The Energy Department is at risk of missing the 2018 deadline to ship all transuranic waste at the Idaho National Laboratory out of the state, a senior official said recently.
That comes even as the agency has increased its pace of shipments to the Waste Isolation Pilot Plant in New Mexico for permanent disposal, Energy Department Idaho Cleanup Project Deputy Director Jack Zimmerman said during a Jan. 31 presentation in Boise to the Leadership in Nuclear Energy (LINE) Commission. He didn’t offer any details.
Under a 1995 legal settlement agreement with the state, DOE is required to ship all transuranic waste at the Idaho National Laboratory out of the state by Dec. 31, 2018. INL had shipped about 55,000 of the 65,000 cubic meters of the waste material by early 2014.
However, waste shipments to WIPP from across the DOE complex were halted for more than three years following a pair of February 2014 accidents in the underground disposal site. Shipments resumed last April.
“The requirement to meet a 2,000 cubic meter running average of shipping TRU to WIPP was missed after WIPP shut down and does not look likely to be met in the future,” Susan Burke, the Idaho Department of Environmental Quality oversight coordinator for INL, said by email Tuesday.

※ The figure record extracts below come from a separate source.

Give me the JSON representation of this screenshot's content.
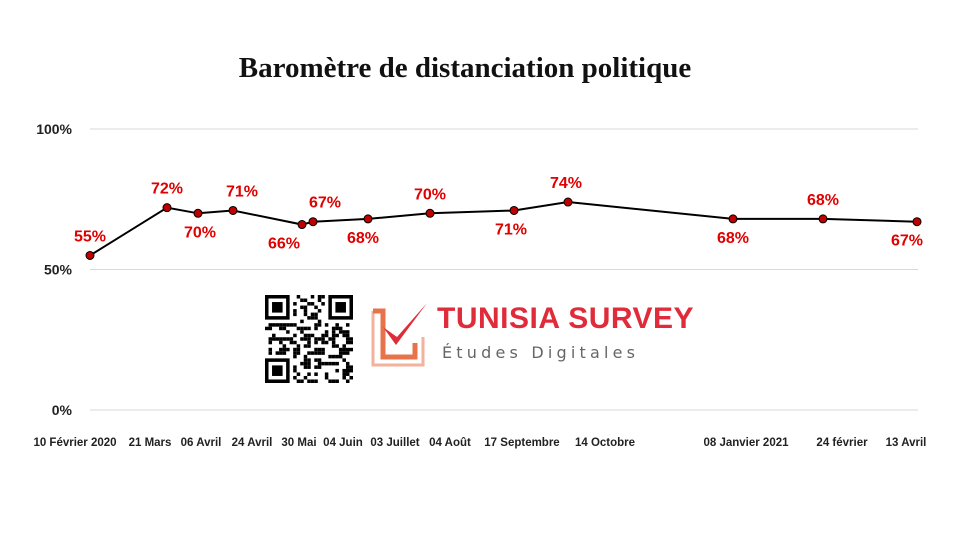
{
  "chart_data": {
    "type": "line",
    "title": "Baromètre de distanciation politique",
    "xlabel": "",
    "ylabel": "",
    "ylim": [
      0,
      100
    ],
    "yticks": [
      0,
      50,
      100
    ],
    "ytick_labels": [
      "0%",
      "50%",
      "100%"
    ],
    "grid": true,
    "x": [
      "10 Février 2020",
      "21 Mars",
      "06 Avril",
      "24 Avril",
      "30 Mai",
      "04 Juin",
      "03 Juillet",
      "04 Août",
      "17 Septembre",
      "14 Octobre",
      "08 Janvier 2021",
      "24 février",
      "13 Avril"
    ],
    "series": [
      {
        "values": [
          55,
          72,
          70,
          71,
          66,
          67,
          68,
          70,
          71,
          74,
          68,
          68,
          67
        ],
        "labels": [
          "55%",
          "72%",
          "70%",
          "71%",
          "66%",
          "67%",
          "68%",
          "70%",
          "71%",
          "74%",
          "68%",
          "68%",
          "67%"
        ],
        "line_color": "#000000",
        "marker_color": "#c00000",
        "label_color": "#e00000"
      }
    ]
  },
  "logo": {
    "name": "TUNISIA SURVEY",
    "subtitle": "Études Digitales",
    "brand_color": "#e02b3a",
    "mark_color": "#e8734a",
    "qr_icon": "qr-code-icon",
    "check_icon": "checkmark-logo-icon"
  }
}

Burke was not certain of the total amount of TRU waste yet to ship out of Idaho. An INL spokesperson, Sarah Neumann, said she did not immediately know the amount either.
The Idaho National Laboratory accounted for 88 of the 133 TRU waste shipments received by WIPP in 2017. In addition, eight of the first 13 shipments sent to WIPP during January came from INL. WIPP had received 13 shipments this year as of Jan. 25, according to the latest publicly available data.